Do pointers to structures in C work different than other pointers?
For example in this code:
typedef struct node {
int data;
struct node *next;
} node;
void insert(node **head, int data) {
node *new_node = malloc(sizeof(node));
new_node->data = data;
new_node->next = *head;
*head = new_node;
}
int main() {
node *head = NULL;
insert(&head, 6);
Why do I have to use a pointer to a pointer and can’t use the variable head in the insert function like in this example with arrays:
void moidify(int *arr) {
*arr = 3;
}
int main() {
int *array = malloc(8);
*array = 1;
*(array + 1) = 2;
moidify(array);
}
Here I don’t have to pass &array to the function.
>Solution :
You must understand how pointer works to get this one.
Here, the variable array is not properly speaking, an array. It’s a pointer toward a space memory, of size 8 * sizeof(int). It contains only an address. When you can to access the value from the array, your move using this adress, to the rightfuly memory space you want to fill.
Once that understood, when you call the "moidify" function, you are not passing the array. Nor the memory space. You are passing, the adress of the memory space. The function does a copy of the given address, in the variable int *arr.
Hence, you can use it the same way you use it from the main.
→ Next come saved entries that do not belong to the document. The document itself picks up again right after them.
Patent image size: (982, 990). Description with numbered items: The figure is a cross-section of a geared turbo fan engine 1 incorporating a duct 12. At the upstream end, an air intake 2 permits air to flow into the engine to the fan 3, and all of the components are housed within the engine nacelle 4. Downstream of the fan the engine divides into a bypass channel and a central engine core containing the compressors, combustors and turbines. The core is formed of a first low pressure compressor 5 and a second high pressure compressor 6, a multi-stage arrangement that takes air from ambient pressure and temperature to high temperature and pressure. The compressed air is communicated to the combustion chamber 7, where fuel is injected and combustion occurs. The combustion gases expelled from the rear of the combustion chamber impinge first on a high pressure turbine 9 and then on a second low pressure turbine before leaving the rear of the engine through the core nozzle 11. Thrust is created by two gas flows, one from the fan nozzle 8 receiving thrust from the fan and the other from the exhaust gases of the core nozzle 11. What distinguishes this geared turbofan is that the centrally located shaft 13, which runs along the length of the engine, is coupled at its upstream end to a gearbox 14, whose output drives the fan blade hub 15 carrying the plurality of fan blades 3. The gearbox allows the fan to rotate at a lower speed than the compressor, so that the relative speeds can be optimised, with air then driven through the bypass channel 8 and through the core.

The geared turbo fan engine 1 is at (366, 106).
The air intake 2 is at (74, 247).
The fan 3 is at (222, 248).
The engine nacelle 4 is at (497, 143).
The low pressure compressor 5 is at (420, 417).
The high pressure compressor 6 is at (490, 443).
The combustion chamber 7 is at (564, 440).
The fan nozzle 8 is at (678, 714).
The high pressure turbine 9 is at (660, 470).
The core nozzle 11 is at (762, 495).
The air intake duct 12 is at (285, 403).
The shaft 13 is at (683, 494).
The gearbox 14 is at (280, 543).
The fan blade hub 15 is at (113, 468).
If you wanted to change the address toward which the array variable would go, you would nee to specify &array to the receiving function, which would then use a int ** variable as parameter.
Your example with struct is similar to this last part I just described, you want to change toward which address head is pointing, so, you need to give &head to the function. To get the address of head, and be able to modify the contained address.
You use an address, to access to the memory space called "head", to modify the address inside the memory space called "head", which point toward another memory space, where your struct truly belong.